Like all Marvel superheroes, Iron Man is a complex, flawed individual. Well, not so much Iron Man himself, but the man behind the metal mask, Tony Stark. Perfectly played here by Robert Downey Jr, Stark is a billionaire industrialist and genius inventor, the head of Stark Industries which supplies weapons to the US Government. Stark is handsome, charismatic, very self-assured and extremely popular with women. He leads a hedonistic lifestyle, seemingly without a care in the world (except maybe which glamorous covergirl to bed next). While in Afghanistan demonstrating his latest missile system to the US military, Stark is injured (by one of his own weapons, in an inevitable coincidence), captured by a Taliban-like group and ordered to make them some lovely weapons too. Instead, he builds himself a powerful iron suit and makes his escape. Back in the US, Stark has had a change of heart (literally as well as figuratively — his heart was damaged in Afghanistan) and decides that his company will no longer deal in death and destruction. He also sets to work perfecting the super suit he used to escape. Meanwhile, his right-hand man Obadiah Stane (Bridges) is not happy with the business's change of direction ...
Iron Man is, like the first Spider-Man and X-Men films before it, an origin story. It has a difficult job, in trying to keep long-time fans of the comic book happy while also trying to appeal to as wide a movie-going audience as possible. And for the most part, it succeeds. Director Jon Favreau doesn't have much of a track record for this style of film, but he really has managed to pull it off. Of course, a large part of that is down to the casting of Downey in the lead role — has there ever been an example of more perfect casting? Not only does he bring along his impressive acting talents, but his ... shall we say, "interesting" ... personal life also informs the part. Simply oozing charisma, Downey brings a huge amount of believability to Tony Stark: the quick-quipping, womanising, hard-drinking man we meet at the start of the film is completely grounded in reality. But the change in him after his capture and escape — that, too, is utterly believable in the iron fist of this acting powerhouse. He's all swagger and wisecracks, but when his conscience gets to him, he rises to the task at hand. In the hands of a lesser actor, the dual role of Tony Stark/Iron Man would be hamfisted and corny, but Downey brings to mind the joy we felt watching Christopher Reeve on screen in the first Superman film — Downey simply gets it. He understands that yes, it's a comic book character, but he makes him just as human as you or I. And he's ably supported by another acting powerhouse in Bridges, who puts aside his goofy Dude persona to play smarmy evil to perfection. Howard, too, is terrific in the small but vital (especially in the next film!) role of military pilot and Stark pal Jim Rhodes. Even Favreau himself pops up as Stark's driver and bodyguard "Happy" Hogan. Sadly underused, though, is Paltrow as Stark's assistant "Pepper" Potts. There's a wonderful flirtation between the two, with a definite unspoken history, but their scenes together are all too brief.

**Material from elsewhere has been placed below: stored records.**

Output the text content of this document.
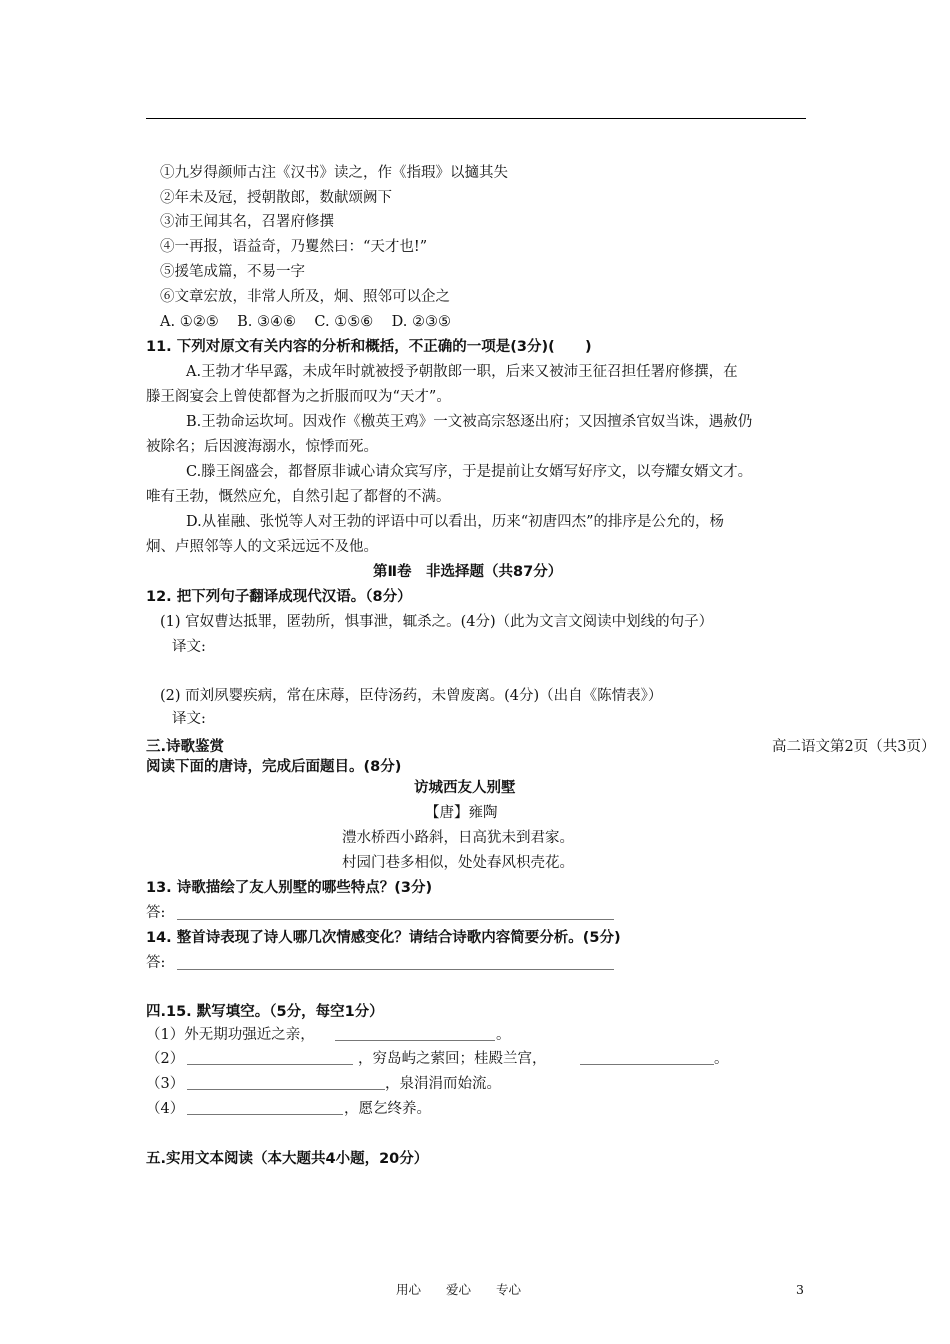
①九岁得颜师古注《汉书》读之，作《指瑕》以擿其失
②年未及冠，授朝散郎，数献颂阙下
③沛王闻其名，召署府修撰
④一再报，语益奇，乃矍然曰：“天才也!”
⑤援笔成篇，不易一字
⑥文章宏放，非常人所及，炯、照邻可以企之
A. ①②⑤    B. ③④⑥    C. ①⑤⑥    D. ②③⑤
11. 下列对原文有关内容的分析和概括，不正确的一项是(3分)(      )
A.王勃才华早露，未成年时就被授予朝散郎一职，后来又被沛王征召担任署府修撰，在
滕王阁宴会上曾使都督为之折服而叹为“天才”。
B.王勃命运坎坷。因戏作《檄英王鸡》一文被高宗怒逐出府；又因擅杀官奴当诛，遇赦仍
被除名；后因渡海溺水，惊悸而死。
C.滕王阁盛会，都督原非诚心请众宾写序，于是提前让女婿写好序文，以夸耀女婿文才。
唯有王勃，慨然应允，自然引起了都督的不满。
D.从崔融、张悦等人对王勃的评语中可以看出，历来“初唐四杰”的排序是公允的，杨
炯、卢照邻等人的文采远远不及他。
第Ⅱ卷　非选择题（共87分）
12. 把下列句子翻译成现代汉语。（8分）
(1) 官奴曹达抵罪，匿勃所，惧事泄，辄杀之。(4分)（此为文言文阅读中划线的句子）
译文:
(2) 而刘夙婴疾病，常在床蓐，臣侍汤药，未曾废离。(4分)（出自《陈情表》）
译文:
三.诗歌鉴赏	高二语文第2页（共3页）
阅读下面的唐诗，完成后面题目。(8分)
访城西友人别墅
【唐】雍陶
澧水桥西小路斜，日高犹未到君家。
村园门巷多相似，处处春风枳壳花。
13. 诗歌描绘了友人别墅的哪些特点？(3分)
答:
14. 整首诗表现了诗人哪几次情感变化？请结合诗歌内容简要分析。(5分)
答:
四.15. 默写填空。（5分，每空1分）
（1）外无期功强近之亲，	。
（2）	，穷岛屿之萦回；桂殿兰宫，	。
（3）	，泉涓涓而始流。
（4）	，愿乞终养。
五.实用文本阅读（本大题共4小题，20分）
用心　　爱心　　专心	3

Although there are a few minor faults — the film is a little flabby round the middle, and some of the developments are glossed over too quickly — this is a stunning debut for Iron Man. As an origin film, it works well — much more Spider-Man cool than Fantastic Four blah. There's enough in here to keep the hardcore fans of the comic happy (and both Favreau and Downey count themselves among that number) while being accessible enough to introduce a whole new audience to Shellhead. This is Favreau's first attempt at an action film, and he's come up trumps. All that's left to say is: roll on Iron Man 2.